Namun, membangun citra tubuh untuk jadi positif bukanlah pekerjaan mudah, terutama jika kita terbiasa menerima penghinaan tersebut sejak kecil.
“Setiap perilaku bully akan meninggalkan jejak di memori. Dan, itu tidak mudah untuk dilupakan. Jadi, lebih baik untuk memperkuat mental diri sendiri,” jelas Dr. Andreas Kurniawan, psikiater di Rumah Sakit Gading Pluit, Jakarta.
Jangan Dikasih Spotlight
Wajar rasanya, kita marah dengan pelaku body shamming.
Tapi, menurut Andreas, jika pelaku diberikan “panggung” maka ia akan semakin senang, karena ia berhasil mendapat perhatian dari si korban.
“Kalau kita bicara perilaku, pelaku itu akan senang saat korbannya reactive, misalnya korban marah, nangis, lapor ke orang-orang.

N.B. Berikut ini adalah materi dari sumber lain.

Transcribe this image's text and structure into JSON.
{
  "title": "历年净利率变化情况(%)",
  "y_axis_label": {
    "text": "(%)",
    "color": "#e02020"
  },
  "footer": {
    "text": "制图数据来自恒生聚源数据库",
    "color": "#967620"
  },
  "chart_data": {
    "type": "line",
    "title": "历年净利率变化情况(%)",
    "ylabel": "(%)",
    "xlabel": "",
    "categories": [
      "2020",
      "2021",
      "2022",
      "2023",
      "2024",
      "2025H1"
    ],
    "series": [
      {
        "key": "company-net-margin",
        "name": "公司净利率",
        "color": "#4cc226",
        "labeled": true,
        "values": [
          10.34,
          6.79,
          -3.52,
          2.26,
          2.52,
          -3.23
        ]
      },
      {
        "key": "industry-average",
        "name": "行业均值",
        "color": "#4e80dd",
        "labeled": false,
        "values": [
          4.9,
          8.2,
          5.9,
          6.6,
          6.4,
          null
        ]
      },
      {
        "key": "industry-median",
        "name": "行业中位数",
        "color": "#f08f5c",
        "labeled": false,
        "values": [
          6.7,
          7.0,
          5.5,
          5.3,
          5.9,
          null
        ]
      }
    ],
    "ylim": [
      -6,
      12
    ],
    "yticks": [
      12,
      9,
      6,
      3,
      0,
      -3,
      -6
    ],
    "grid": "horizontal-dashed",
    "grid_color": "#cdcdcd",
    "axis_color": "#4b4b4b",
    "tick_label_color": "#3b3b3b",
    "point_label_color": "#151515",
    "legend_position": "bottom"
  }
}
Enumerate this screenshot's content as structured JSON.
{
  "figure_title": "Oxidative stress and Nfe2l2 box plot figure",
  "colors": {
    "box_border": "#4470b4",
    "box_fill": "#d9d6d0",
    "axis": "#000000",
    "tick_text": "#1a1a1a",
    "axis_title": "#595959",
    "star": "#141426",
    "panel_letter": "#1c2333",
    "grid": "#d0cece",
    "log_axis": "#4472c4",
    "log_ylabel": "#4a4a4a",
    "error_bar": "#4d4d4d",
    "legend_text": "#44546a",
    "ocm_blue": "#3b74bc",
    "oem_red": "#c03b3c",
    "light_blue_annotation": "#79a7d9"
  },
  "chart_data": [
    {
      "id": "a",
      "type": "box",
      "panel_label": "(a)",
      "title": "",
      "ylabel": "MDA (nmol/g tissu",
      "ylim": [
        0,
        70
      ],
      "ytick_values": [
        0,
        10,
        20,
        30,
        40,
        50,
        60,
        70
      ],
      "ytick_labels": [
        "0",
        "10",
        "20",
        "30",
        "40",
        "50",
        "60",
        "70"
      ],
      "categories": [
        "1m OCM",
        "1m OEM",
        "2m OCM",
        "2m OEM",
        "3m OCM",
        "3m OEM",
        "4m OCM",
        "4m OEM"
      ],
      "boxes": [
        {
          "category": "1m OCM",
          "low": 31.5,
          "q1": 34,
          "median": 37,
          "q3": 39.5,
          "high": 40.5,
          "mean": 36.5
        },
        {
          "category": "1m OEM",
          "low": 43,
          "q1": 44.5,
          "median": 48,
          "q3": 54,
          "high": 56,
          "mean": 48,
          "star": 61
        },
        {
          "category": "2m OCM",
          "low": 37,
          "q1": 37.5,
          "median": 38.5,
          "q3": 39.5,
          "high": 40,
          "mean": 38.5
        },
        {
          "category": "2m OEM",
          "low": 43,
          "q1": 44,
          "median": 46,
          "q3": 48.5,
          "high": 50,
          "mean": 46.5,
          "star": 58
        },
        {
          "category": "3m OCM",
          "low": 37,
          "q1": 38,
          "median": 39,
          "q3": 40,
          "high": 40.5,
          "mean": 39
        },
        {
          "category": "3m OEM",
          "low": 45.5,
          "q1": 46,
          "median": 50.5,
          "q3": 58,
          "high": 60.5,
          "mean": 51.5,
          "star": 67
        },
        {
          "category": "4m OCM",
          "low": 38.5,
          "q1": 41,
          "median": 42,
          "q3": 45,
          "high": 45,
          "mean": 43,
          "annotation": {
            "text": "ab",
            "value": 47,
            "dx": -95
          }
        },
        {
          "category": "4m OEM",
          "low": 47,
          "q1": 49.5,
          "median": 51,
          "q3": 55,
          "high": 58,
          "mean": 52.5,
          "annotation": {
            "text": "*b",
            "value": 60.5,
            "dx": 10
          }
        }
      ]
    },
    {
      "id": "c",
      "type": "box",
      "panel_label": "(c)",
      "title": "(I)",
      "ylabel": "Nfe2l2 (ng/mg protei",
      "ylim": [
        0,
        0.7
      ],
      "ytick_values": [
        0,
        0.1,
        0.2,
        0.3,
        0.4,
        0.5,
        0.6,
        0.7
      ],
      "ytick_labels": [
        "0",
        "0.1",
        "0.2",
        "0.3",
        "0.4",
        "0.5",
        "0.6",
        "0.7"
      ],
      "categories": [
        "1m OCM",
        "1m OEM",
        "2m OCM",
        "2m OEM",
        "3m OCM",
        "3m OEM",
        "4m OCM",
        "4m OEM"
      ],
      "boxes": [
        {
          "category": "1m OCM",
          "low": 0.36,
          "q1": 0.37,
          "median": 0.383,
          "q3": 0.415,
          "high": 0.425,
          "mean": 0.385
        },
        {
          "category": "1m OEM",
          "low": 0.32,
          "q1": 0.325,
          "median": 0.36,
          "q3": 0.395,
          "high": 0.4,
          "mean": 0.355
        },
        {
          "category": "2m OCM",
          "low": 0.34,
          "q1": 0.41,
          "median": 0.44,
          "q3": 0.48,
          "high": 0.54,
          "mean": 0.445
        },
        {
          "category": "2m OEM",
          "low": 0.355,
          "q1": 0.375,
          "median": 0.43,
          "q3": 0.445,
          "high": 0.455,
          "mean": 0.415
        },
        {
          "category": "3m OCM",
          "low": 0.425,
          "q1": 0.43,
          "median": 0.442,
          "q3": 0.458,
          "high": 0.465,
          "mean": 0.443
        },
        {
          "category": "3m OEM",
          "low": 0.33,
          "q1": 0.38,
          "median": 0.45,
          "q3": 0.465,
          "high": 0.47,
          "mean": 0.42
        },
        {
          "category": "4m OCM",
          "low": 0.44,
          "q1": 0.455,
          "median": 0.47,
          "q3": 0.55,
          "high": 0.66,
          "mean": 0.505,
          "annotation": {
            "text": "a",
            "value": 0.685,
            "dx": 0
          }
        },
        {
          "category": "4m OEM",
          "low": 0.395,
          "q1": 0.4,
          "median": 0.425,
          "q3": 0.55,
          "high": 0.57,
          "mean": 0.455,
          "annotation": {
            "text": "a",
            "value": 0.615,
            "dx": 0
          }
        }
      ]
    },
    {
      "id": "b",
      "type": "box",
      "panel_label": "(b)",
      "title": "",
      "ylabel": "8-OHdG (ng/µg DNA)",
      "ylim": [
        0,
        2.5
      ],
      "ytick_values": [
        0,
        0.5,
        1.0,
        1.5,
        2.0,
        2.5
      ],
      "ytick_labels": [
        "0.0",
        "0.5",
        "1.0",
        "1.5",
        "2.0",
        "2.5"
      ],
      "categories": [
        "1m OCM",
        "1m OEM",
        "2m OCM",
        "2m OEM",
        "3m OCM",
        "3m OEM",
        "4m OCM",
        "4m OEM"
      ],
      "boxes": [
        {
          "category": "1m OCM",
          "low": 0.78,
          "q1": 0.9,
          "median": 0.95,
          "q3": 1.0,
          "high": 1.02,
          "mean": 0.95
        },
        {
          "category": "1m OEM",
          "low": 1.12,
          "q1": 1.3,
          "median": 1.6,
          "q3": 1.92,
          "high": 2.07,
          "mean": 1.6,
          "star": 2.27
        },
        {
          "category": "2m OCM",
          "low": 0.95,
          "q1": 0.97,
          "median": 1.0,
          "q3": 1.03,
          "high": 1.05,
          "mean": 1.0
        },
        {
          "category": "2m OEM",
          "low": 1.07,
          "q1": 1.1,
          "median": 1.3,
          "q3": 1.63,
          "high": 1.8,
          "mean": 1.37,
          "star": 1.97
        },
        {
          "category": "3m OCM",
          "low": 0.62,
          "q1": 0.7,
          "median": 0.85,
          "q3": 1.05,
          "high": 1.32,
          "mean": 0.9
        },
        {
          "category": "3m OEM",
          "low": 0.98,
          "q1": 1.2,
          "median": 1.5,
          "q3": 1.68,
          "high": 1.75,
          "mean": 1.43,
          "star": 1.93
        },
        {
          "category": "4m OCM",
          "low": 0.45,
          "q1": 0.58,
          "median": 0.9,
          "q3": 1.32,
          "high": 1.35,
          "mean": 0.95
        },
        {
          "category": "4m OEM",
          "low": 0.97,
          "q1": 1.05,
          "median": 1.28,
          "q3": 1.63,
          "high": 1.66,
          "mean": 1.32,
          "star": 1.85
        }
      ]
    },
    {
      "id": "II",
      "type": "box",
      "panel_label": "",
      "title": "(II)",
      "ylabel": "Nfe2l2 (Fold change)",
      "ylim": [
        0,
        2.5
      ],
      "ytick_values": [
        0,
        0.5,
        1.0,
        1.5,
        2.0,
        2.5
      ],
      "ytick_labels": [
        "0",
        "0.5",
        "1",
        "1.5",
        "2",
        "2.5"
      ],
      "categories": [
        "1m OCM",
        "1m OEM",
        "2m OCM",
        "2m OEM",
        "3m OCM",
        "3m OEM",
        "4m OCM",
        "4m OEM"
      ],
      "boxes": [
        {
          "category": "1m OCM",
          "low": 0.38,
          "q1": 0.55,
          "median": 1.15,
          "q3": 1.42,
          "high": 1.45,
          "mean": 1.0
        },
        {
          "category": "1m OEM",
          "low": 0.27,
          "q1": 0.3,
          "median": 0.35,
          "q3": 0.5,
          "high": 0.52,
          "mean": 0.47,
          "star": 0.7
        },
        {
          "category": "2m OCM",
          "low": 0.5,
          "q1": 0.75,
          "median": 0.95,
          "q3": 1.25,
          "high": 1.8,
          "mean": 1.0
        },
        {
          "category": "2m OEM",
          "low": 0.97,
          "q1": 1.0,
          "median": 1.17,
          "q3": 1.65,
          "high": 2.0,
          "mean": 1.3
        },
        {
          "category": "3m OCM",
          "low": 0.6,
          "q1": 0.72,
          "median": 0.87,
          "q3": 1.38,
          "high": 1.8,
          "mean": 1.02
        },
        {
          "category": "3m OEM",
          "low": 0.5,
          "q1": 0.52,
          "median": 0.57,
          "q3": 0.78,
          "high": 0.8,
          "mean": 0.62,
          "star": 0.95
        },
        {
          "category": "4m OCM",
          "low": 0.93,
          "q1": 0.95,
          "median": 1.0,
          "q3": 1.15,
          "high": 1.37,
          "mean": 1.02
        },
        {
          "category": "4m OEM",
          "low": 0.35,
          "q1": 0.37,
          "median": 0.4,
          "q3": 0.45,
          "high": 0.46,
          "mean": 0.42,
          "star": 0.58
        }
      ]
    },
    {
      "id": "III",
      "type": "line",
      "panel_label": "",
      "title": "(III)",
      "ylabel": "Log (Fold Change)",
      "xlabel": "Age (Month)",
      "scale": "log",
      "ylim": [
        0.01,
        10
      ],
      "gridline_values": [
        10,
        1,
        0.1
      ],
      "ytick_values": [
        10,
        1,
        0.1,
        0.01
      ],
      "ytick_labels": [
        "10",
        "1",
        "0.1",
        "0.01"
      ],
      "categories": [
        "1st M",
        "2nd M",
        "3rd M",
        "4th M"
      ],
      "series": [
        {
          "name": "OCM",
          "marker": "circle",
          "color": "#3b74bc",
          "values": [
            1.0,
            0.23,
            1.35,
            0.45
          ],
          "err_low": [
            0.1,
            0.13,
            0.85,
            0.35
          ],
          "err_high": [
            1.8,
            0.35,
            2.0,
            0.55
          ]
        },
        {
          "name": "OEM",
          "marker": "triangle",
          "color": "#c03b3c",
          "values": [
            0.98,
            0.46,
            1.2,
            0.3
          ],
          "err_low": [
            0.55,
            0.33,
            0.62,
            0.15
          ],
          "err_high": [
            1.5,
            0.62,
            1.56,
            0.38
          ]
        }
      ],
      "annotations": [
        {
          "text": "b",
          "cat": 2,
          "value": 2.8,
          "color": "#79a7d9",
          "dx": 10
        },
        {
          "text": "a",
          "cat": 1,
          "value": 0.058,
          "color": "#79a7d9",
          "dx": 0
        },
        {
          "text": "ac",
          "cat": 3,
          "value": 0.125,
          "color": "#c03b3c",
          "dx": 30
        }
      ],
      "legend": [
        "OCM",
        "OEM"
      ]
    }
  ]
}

Nah, reaksi ini menjadi feedback positive ke pelakunya,” jelas Andreas.
Oleh karena itu, Andreas menyarankan untuk tidak memberikan apa yang diinginkan oleh pelaku.
Misalnya, seseorang berkomentar buruk pada bentuk tubuh Anda sampai membuat Anda ingin marah dan menumpahkannya pada si pelaku.
Amarah yang ditunjukkan oleh Anda tersebut, merupakan emosi yang diinginkan oleh si pelaku. “Jadi, diemin saja, anggap itu enggak ada. Tapi, kalau di-bully secara fisik, itu kita boleh melawan,” pungkasnya.
Meski begitu, jika pelaku bully melakukan tindakan body shaming terhadap Anda di publik, lebih baik Anda menegurnya secara diam-diam, sehingga dia tidak memiliki ruang untuk menjadi spotlight di publik.